In China, wage growth is accelerating due to reduction of surplus labor and a new labor law promulgated in 2008. But interest rates have been regulated far below the return on capital. If China fails to narrow the gap between the cost and return of capital, economic rebalancing will become even more difficult.

China also needs to address some unique problems hindering consumption. It must heighten welfare benefits and reform the household registration system to spur household consumption.

Japan's rebalancing was easier because its dependence on investments was much more modest. But China is more able to rebalance its economy while maintaining high growth.
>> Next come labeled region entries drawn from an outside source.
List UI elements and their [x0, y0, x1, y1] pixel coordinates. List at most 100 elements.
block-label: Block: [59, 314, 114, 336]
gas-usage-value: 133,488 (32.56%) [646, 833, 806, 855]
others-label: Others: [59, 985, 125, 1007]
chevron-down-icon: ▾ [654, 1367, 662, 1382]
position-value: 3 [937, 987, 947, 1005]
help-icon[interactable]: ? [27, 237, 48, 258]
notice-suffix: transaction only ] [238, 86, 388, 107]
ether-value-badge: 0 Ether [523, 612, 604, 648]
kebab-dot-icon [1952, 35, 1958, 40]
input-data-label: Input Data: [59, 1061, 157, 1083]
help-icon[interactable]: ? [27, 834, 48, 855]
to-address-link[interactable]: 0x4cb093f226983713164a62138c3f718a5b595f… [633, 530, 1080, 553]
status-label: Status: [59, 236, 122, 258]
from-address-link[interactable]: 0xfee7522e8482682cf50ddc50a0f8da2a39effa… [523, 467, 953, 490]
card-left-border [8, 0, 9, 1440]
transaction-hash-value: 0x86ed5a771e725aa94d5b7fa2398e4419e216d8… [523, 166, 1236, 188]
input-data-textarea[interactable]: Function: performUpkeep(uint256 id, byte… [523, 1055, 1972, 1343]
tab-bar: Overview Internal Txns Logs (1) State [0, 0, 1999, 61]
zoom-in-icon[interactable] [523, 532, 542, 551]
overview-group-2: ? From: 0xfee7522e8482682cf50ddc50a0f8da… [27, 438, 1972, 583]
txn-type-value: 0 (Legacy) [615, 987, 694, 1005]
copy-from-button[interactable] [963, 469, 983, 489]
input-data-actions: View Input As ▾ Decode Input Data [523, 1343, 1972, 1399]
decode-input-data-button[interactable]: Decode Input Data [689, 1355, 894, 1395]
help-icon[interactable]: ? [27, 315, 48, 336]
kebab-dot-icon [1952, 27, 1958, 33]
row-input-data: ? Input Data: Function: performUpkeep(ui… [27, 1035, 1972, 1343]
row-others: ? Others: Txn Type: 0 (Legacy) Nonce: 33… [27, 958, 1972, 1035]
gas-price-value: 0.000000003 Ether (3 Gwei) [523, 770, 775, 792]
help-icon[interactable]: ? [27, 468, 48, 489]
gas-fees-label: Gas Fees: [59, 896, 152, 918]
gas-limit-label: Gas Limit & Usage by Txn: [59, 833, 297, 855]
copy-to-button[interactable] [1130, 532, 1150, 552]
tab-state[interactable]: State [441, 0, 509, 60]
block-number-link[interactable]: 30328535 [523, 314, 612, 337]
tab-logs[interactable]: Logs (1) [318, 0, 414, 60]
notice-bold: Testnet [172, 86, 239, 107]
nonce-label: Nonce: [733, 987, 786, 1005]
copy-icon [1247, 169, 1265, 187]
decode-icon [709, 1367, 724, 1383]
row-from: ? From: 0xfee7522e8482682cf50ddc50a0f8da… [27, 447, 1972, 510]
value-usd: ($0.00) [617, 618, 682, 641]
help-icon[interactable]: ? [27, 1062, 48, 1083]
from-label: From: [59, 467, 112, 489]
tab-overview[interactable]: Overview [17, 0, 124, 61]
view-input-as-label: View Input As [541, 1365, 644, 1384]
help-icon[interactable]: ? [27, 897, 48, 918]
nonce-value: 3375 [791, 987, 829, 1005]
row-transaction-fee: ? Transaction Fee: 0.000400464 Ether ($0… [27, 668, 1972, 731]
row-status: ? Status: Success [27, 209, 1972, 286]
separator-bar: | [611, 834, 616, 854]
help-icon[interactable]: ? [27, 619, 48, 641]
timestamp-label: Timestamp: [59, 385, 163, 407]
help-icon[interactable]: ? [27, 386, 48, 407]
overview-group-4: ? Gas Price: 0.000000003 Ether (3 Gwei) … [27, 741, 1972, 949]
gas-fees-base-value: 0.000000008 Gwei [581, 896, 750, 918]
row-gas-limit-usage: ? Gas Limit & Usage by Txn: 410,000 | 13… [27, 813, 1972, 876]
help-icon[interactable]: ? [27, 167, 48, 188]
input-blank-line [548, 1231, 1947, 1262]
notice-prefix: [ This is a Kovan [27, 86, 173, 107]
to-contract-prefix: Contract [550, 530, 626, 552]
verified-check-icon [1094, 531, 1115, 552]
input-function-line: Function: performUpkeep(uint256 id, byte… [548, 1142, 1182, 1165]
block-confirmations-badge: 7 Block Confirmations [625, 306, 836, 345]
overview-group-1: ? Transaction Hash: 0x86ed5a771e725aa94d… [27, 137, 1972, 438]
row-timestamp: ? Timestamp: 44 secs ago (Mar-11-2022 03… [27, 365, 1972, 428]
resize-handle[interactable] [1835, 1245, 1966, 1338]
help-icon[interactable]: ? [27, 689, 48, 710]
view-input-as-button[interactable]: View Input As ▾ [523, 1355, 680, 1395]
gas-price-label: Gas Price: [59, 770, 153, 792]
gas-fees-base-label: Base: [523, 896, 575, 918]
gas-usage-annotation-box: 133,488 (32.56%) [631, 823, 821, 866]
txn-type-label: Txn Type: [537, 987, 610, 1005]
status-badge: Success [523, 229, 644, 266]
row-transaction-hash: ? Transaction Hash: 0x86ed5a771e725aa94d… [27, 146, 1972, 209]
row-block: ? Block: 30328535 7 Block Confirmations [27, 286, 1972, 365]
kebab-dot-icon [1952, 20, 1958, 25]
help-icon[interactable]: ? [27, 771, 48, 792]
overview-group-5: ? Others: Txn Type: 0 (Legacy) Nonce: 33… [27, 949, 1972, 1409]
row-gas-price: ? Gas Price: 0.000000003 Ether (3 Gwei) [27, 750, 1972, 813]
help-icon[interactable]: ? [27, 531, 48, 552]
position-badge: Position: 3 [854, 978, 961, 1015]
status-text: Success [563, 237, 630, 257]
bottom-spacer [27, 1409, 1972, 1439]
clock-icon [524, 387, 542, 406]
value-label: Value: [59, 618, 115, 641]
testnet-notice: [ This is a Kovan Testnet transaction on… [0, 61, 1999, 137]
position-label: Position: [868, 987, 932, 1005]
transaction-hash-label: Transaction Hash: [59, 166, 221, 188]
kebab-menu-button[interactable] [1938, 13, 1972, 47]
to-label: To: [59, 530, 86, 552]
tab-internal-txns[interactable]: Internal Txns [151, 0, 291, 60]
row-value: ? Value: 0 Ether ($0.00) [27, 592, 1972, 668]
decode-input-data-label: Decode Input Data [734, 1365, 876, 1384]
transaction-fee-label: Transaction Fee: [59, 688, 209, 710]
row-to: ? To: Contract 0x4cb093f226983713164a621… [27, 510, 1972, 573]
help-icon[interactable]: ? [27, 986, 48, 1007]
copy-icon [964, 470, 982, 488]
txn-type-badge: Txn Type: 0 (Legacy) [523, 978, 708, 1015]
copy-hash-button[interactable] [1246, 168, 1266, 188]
This will help China prevent many side effects such as a sluggish job market.

Reward and risks

Liu Ligang, Director of China Economic Research, ANZ Bank

As the U.S. dollar reels from increasing volatility, worries abounded about the safety of China's dollar assets, prompting the country to push forward internationalization of the yuan. To achieve that, China needs to open its capital accounts and strengthen convertibility of the yuan.

Opening capital accounts means removing restrictions on capital account-related transactions including FDI, portfolio equity investments, government and corporate bonds and financial derivatives.

Before China opens the capital accounts, it must first undertake domestic financial liberalization. Risks would emerge otherwise.

Domestic financial liberalization involves efforts to liberalize interest rates and reduce entry barriers into financial sectors.

Two possible risks may loom over the Chinese economy:

First, as China allows offshore renminbi deposits in Hong Kong to return to the mainland, the massive capital flows have the potential to complicate China's efforts to combat inflation.

Second, market-based interest rates in Hong Kong and state-controlled interest rates on China's mainland have provided arbitrage opportunities for speculators. This poses a daunting threat to the country's financial stability.

Controls on interest rates also have negative impacts on the growth momentum because households are not appropriately compensated for their savings. Moreover, banks become less motivated to improve their intermediary services and management efficiency. Moreover, market-determined interest rates could be an effective barometer of macroeconomic and liquidity conditions.